Home Buyers

When Should I Buy a House?

I was recently asked by a member of the media: When is it a good time to buy a house? This is what I told them:

Buying a home is usually the largest purchase one makes in their lifetime. Fear will exist, no matter what. If you have an opportunity to buy something, then GRAB IT! Kicking the can down the road will only increase your worry and angst.

Most people who have been looking for homes for several months can tell you that they “regret not buying one of the homes they had been shown earlier in the process.” In life, there will always be something “bigger” and “nicer.” If you can make something work now and it checks the important boxes, go for it.

What are the pros and cons of buying a fixer-upper?

I was recently asked by a member of the media:  What are the pros and cons of buying a fixer-upper instead of a turnkey home?  This is what I told them:

These are the pros of buying a fixer-upper:

  • Taxes are less: Most residential property taxes are calculated using the most recent purchase price of a property. As a homeowner, you will pay less when buying a “handyman special” than, say, a freshly renovated, walk-in-ready home. Sometimes, if done properly, a homeowner can apply for energy-efficient tax credits when doing certain renovations which can help the bottom line as well. And finally, most of the money you do spend on the renovations can count towards your bottom line and can go towards your capital gains tax when it comes time to sell the home.
  • Flip potential: When purchasing the property, you should look around the area at similar homes to see what the other fixed-up ones are selling for. If executed properly, your home should be worth more than what you paid for it and spent in upgrades/renovations. As a general rule, try to stick to houses that only need cosmetic work, as opposed to structural. This will save you a whole lot of heartache and will make it easier for you to turn a potential profit.
  • Creativity: One of the best parts of buying a “handyman special” is that you can really make it your own. You can choose everything from start to finish. Depending on how much you decide to do, it can be anything from the color of the paint to the cabinets in the kitchen and beyond. When you buy a home that is all fixed up, you usually won’t have enough money to change anything, and usually will just settle with what’s there. Sure, you may like it, you may even like it a lot, but it’s not going to be exactly what you want.

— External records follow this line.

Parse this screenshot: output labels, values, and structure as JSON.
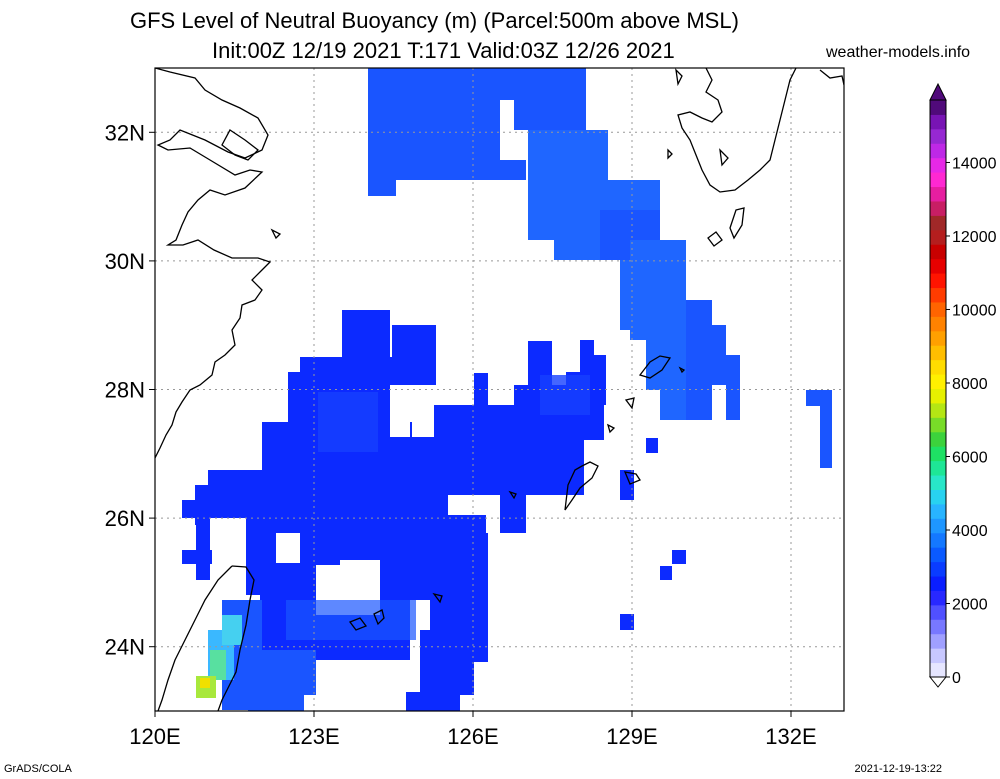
{
  "title_line1": "GFS Level of Neutral Buoyancy (m) (Parcel:500m above MSL)",
  "title_line2": "Init:00Z 12/19 2021 T:171 Valid:03Z 12/26 2021",
  "credit": "weather-models.info",
  "footer_left": "GrADS/COLA",
  "footer_right": "2021-12-19-13:22",
  "map": {
    "lon_range": [
      120,
      133
    ],
    "lat_range": [
      23,
      33
    ],
    "x_ticks": [
      {
        "lon": 120,
        "label": "120E"
      },
      {
        "lon": 123,
        "label": "123E"
      },
      {
        "lon": 126,
        "label": "126E"
      },
      {
        "lon": 129,
        "label": "129E"
      },
      {
        "lon": 132,
        "label": "132E"
      }
    ],
    "y_ticks": [
      {
        "lat": 24,
        "label": "24N"
      },
      {
        "lat": 26,
        "label": "26N"
      },
      {
        "lat": 28,
        "label": "28N"
      },
      {
        "lat": 30,
        "label": "30N"
      },
      {
        "lat": 32,
        "label": "32N"
      }
    ]
  },
  "colorbar": {
    "labels": [
      "0",
      "2000",
      "4000",
      "6000",
      "8000",
      "10000",
      "12000",
      "14000"
    ],
    "colors": [
      "#e6e6ff",
      "#c8c8ff",
      "#a0a0ff",
      "#7878ff",
      "#5050ff",
      "#2828ff",
      "#0a1eff",
      "#0a3cff",
      "#0a5aff",
      "#1478ff",
      "#1e96ff",
      "#28b4ff",
      "#28d2f0",
      "#28e6c8",
      "#1ee696",
      "#1ee164",
      "#3cd23c",
      "#78dc28",
      "#b4e614",
      "#e6f000",
      "#fff000",
      "#ffdc00",
      "#ffbe00",
      "#ffa000",
      "#ff8200",
      "#ff6400",
      "#ff3c00",
      "#ff1400",
      "#e60000",
      "#c80000",
      "#b41e1e",
      "#a02828",
      "#c81e64",
      "#e61ea0",
      "#ff28d2",
      "#e628e6",
      "#be28e6",
      "#9628d2",
      "#7814b4",
      "#500a7a"
    ]
  }
}
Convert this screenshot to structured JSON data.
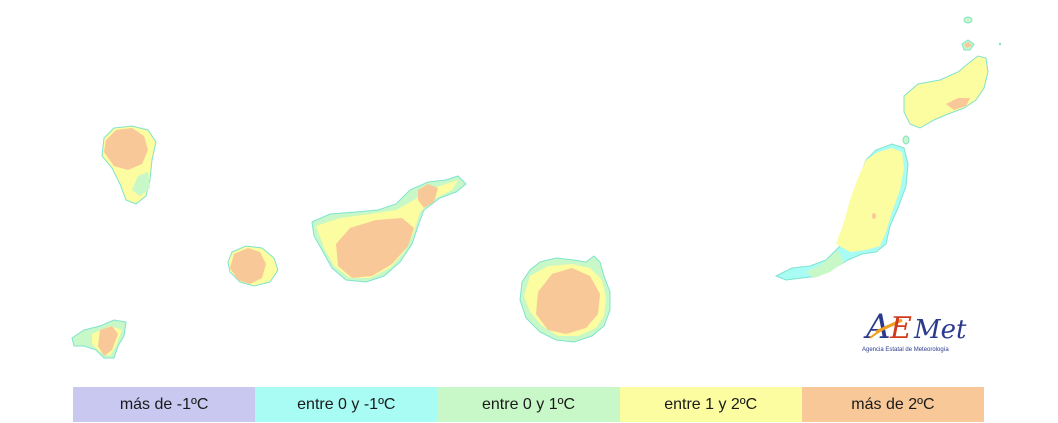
{
  "logo": {
    "wordmark": "AEMet",
    "caption": "Agencia Estatal de Meteorología"
  },
  "map": {
    "islands": [
      "La Palma",
      "La Gomera",
      "El Hierro",
      "Tenerife",
      "Gran Canaria",
      "Fuerteventura",
      "Lanzarote"
    ]
  },
  "legend": {
    "items": [
      {
        "label": "más de -1ºC",
        "color": "#c8c8f0"
      },
      {
        "label": "entre 0 y -1ºC",
        "color": "#a8fcf4"
      },
      {
        "label": "entre 0 y 1ºC",
        "color": "#c8f8c8"
      },
      {
        "label": "entre 1 y 2ºC",
        "color": "#fcfca0"
      },
      {
        "label": "más de 2ºC",
        "color": "#f8c898"
      }
    ]
  },
  "colors": {
    "level_0_to_1": "#c8f8c8",
    "level_1_to_2": "#fcfca0",
    "level_over_2": "#f8c898",
    "level_0_to_minus1": "#a8fcf4",
    "coast": "#7fe3cf",
    "logo_blue": "#2b3a8c",
    "logo_orange": "#f0a020"
  }
}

And now, here are the cons of buying a fixer-upper:

  • Renovation costs: Prior to bidding on a property, try to calculate how much work the home will need, and how much this work is going to cost. If you have the time and the ability, it’s recommended to speak to at least three different contractors and get three separate itemized quotes. In addition, I would also suggest getting a separate quote for labor and materials. Always include a 20% cushion of the entire budget for unforeseen expenses.
  • Effort: Fixing up a house is a grueling and stressful process. Most remodels can take anywhere from 3-9 months. You need to be prepared for your living quarters to be a “war zone” for quite some time. If you’re not up to dealing with contractors yelling at you, nagging and nosy neighbors, and unforeseen leaks here and there, a brand new, fully cleaned up home may just be the thing you need.